“Opium has been recently made from white poppies, cultivated for the purpose, in Vermont, New Hampshire, and Connecticut.... comparatively large quantities are regularly sent East from California and Arizona, where its cultivation is becoming an important branch of industry, ten acres of poppies being said to yield, in Arizona, twelve hundred pounds of opium.”
--Massachusetts Government Health Report, 1871
By the mid-1800s, as many people know, opium could be legally purchased in the United States as laudanum, patent medicines, and various elixirs. Less well known is the fact that opium was a godsend during the bloody years of the Civil War. Maimed and disabled soldiers found relief in morphine, the potent alkaloid of opium named after Morpheus, the Greek god of dreams. Used against constant, intractable pain, opium and its derivatives were among the most humane medical drugs ever discovered. How could a physician withhold them?

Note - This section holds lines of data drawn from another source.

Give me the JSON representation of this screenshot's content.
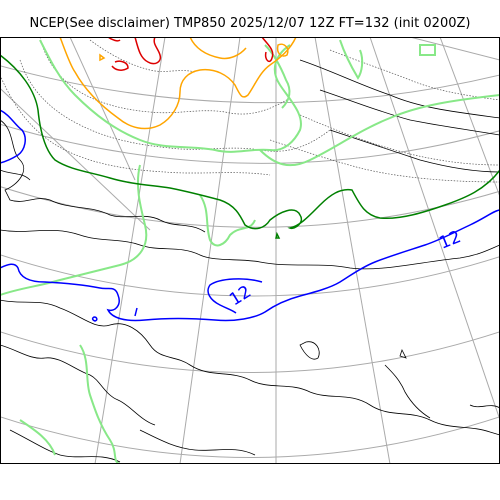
{
  "title": "NCEP(See disclaimer) TMP850 2025/12/07 12Z FT=132 (init 0200Z)",
  "contour_labels": [
    "12",
    "12"
  ],
  "colors": {
    "coastline": "#000000",
    "graticule": "#aaaaaa",
    "dotted_contour": "#555555",
    "isotherm_light_green": "#88e888",
    "isotherm_dark_green": "#008000",
    "isotherm_orange": "#ffa500",
    "isotherm_red": "#dd0000",
    "isotherm_blue": "#0000ff"
  }
}
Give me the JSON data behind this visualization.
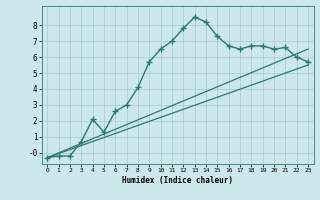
{
  "title": "",
  "xlabel": "Humidex (Indice chaleur)",
  "bg_color": "#cde8ec",
  "grid_color": "#aecdd4",
  "line_color": "#2a7a6e",
  "xlim": [
    -0.5,
    23.5
  ],
  "ylim": [
    -0.7,
    9.2
  ],
  "yticks": [
    0,
    1,
    2,
    3,
    4,
    5,
    6,
    7,
    8
  ],
  "ytick_labels": [
    "-0",
    "1",
    "2",
    "3",
    "4",
    "5",
    "6",
    "7",
    "8"
  ],
  "xticks": [
    0,
    1,
    2,
    3,
    4,
    5,
    6,
    7,
    8,
    9,
    10,
    11,
    12,
    13,
    14,
    15,
    16,
    17,
    18,
    19,
    20,
    21,
    22,
    23
  ],
  "curve1_x": [
    0,
    1,
    2,
    3,
    4,
    5,
    6,
    7,
    8,
    9,
    10,
    11,
    12,
    13,
    14,
    15,
    16,
    17,
    18,
    19,
    20,
    21,
    22,
    23
  ],
  "curve1_y": [
    -0.3,
    -0.2,
    -0.2,
    0.7,
    2.1,
    1.3,
    2.6,
    3.0,
    4.1,
    5.7,
    6.5,
    7.0,
    7.8,
    8.5,
    8.2,
    7.3,
    6.7,
    6.5,
    6.7,
    6.7,
    6.5,
    6.6,
    6.0,
    5.7
  ],
  "line2_x": [
    0,
    23
  ],
  "line2_y": [
    -0.3,
    6.5
  ],
  "line3_x": [
    0,
    23
  ],
  "line3_y": [
    -0.3,
    5.5
  ]
}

Today, after countless drug wars have merged into a single, inflexible federal stance on “drugs,” morphine and its derivatives remain so stigmatized, so entangled in drug wars and global narco-politics, that the danger of losing sight of their humanitarian applications looms larger than ever.
At least half of all cancer patients seen in routine practice report inadequate pain relief, according to the American College of Physicians. For cancer patients in pain, adequate relief is quite literally a flip of the coin.
A September 10 New York Times report by Donald G. McNeil Jr. highlights studies by the World Health Organization which amply document the ongoing scandal in pain management. At least 6 million cancer and AIDS patients currently receive no appropriate pain treatment of any kind. In addition, WHO estimates that four out of five patients dying of cancer are also suffering severe pain. The numbers of untreated patients suffering intractable, unrelieved pain from nerve damage, burns, gunshots, sickle cell anemia, and a host of other medical conditions can only be guessed at.